Mi especial agradecimiento a Marsha Donohoe, extraordinaria editora, por las horas que ha dedicado a reeditar y a erradicar la “paja” del libro para proporcionar al lector un sentido claro y preciso de esta historia a través de unos ojos infantiles. Para Marsha, nobleza obliga.
A Patti Breitman, de Breitman Publishing Projects, por su trabajo inicial y por hacerme sudar tinta.
A Cindy Adams, por su confianza inquebrantable cuando más la necesitaba.
Mi especial agradecimiento a Ric & Don, del centro turístico Río Villa, mi hogar durante el desarrollo de este proyecto, por proporcionarme un santuario perfecto.
Y por último a Phyllis Colleen. Te deseo paz y felicidad. Que Dios te bendiga.
NOTAS DEL AUTOR
Algunos nombres de este libro se han cambiado para proteger la dignidad e intimidad ajenas.
Este libro, la primera parte de una trilogía, presenta un lenguaje desarrollado desde el punto de vista de un niño. El tono y el vocabulario reflejan la edad y los conocimientos del niño en ese momento concreto.
El libro se basa en la vida del niño de los cuatro a los doce años de edad.
EL RESCATE
5 de marzo de 1973, Daly City, California. Estoy retrasado. Tengo que acabar de fregar los platos a tiempo, si no, no hay desayuno; y como anoche no cené, he de comer algo. Mamá corre por la casa chillando a mis hermanos. Oigo sus pasos pesados por el pasillo dirigiéndose hacia la cocina. Vuelvo a meter las manos en el agua hirviendo de enjuagar. Demasiado tarde. Me coge con las manos fuera del agua.
¡PLAF! Mamá me pega en la cara y me tiro al suelo. Sé que no debo quedarme de pie y aguantar el golpe. He aprendido, a base de cometer errores, que lo considera un desafío, lo que significa más golpes o, peor aún, quedarme sin comer. Recupero mi postura anterior y evito su mirada mientras me grita al oído.
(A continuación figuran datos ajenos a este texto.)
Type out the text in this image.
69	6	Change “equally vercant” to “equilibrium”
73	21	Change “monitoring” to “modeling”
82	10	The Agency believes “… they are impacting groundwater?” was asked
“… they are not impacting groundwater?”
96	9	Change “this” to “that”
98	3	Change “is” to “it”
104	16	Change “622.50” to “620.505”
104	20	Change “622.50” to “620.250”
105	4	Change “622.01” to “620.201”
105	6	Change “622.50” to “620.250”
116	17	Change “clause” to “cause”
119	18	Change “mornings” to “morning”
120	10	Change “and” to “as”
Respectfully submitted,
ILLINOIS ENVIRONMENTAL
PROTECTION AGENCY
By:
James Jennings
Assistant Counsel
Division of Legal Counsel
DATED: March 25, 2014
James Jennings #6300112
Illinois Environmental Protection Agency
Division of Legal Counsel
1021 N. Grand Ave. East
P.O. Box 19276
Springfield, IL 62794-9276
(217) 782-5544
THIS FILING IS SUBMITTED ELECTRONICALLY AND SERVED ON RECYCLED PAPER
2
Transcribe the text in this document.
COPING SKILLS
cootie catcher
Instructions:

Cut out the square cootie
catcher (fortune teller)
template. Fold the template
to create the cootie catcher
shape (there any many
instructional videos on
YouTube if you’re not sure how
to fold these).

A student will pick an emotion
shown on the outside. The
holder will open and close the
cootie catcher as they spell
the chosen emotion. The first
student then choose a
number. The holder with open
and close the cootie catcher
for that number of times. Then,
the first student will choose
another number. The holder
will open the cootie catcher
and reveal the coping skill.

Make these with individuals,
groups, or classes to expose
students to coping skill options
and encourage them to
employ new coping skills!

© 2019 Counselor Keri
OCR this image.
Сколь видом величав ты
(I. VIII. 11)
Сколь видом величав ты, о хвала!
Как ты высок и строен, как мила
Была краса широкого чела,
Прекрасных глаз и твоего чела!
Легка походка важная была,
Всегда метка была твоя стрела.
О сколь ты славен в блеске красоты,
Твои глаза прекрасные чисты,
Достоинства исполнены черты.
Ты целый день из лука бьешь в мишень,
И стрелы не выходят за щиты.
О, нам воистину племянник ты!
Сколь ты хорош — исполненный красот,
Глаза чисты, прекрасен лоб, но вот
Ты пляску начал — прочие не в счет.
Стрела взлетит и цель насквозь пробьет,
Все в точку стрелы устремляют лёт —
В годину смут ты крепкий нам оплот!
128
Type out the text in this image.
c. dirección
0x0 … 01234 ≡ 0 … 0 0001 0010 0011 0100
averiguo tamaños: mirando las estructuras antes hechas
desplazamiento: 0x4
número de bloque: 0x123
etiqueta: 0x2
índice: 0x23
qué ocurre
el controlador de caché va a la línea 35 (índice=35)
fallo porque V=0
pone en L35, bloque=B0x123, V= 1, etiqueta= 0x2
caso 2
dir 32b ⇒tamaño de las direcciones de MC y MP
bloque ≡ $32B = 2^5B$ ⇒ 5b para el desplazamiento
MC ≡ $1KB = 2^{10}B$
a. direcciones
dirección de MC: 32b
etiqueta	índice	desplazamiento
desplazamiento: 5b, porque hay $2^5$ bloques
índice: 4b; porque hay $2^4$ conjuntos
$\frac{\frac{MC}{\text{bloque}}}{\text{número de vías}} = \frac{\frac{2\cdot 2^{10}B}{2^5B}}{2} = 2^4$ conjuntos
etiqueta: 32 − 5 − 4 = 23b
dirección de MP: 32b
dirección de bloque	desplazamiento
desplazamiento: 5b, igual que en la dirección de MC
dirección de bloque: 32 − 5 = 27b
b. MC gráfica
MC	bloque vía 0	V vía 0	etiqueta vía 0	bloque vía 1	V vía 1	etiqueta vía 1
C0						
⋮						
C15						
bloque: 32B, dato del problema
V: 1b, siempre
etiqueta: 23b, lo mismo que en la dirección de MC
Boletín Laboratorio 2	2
Actúo con timidez, asintiendo a sus amenazas. “Por favor,—me digo—, déjame comer. Vuelve a pegarme, pero tengo que comer.” Otra bofetada hace que me golpee la cabeza contra el mostrador de azulejos. Lágrimas de falsa derrota me corren por las mejillas mientras sale de manera precipitada de la cocina aparentemente satisfecha consigo misma. Después de contar sus pasos para asegurarme de que se ha ido, dejo escapar un suspiro de alivio. Mi actuación ha dado resultado. Mamá puede pegarme todo lo que quiera, pero no he dejado que me arrebate mi voluntad de sobrevivir.
Acabo de fregar los platos y, después, hago el resto de mis tareas domésticas. Como recompensa, recibo el desayuno: las sobras de un tazón de cereales de uno de mis hermanos. Hoy son Lucky Charms. Sólo quedan unos trocitos de cereales en medio tazón de leche, pero los engullo lo más de prisa posible, antes de que mamá cambie de opinión. Ya lo ha hecho otras veces. Le gusta usar la comida como arma. Sabe que no debe tirar las sobras al cubo de la basura. Sabe que después las cojo. Mamá se sabe la mayoría de mis trucos.
Unos minutos más tarde estoy en la vieja ranchera de la familia. Como voy tan retrasado con las tareas domésticas, me tienen que llevar en carro al colegio. Normalmente suelo ir corriendo y llego justo cuando comienza la clase, sin tiempo para robar comida de las fiambreras de otros niños. Mamá deja salir a mi hermano mayor, pero a mí me retiene para sermonearme sobre lo que piensa hacer conmigo mañana. Va a llevarme a casa de su hermano. Dice que el tío Dan “se ocupará de mí”. Lo dice de manera amenazadora. La miro asustado, como si de verdad tuviera miedo. Pero sé que, aunque mi tío es un hombre duro, no me tratará como lo hace mamá.
Antes de que la ranchera se pare del todo, salgo corriendo. Mamá me grita para que vuelva. He olvidado mi fiambrera abollada que, en los tres últimos años, siempre ha tenido el mismo menú: dos emparedados de mantequilla de maní y unos bastoncillos de zanahoria. Antes de que vuelva a salir disparado del carro, me dice:
—Diles... Diles que has tropezado con la puerta.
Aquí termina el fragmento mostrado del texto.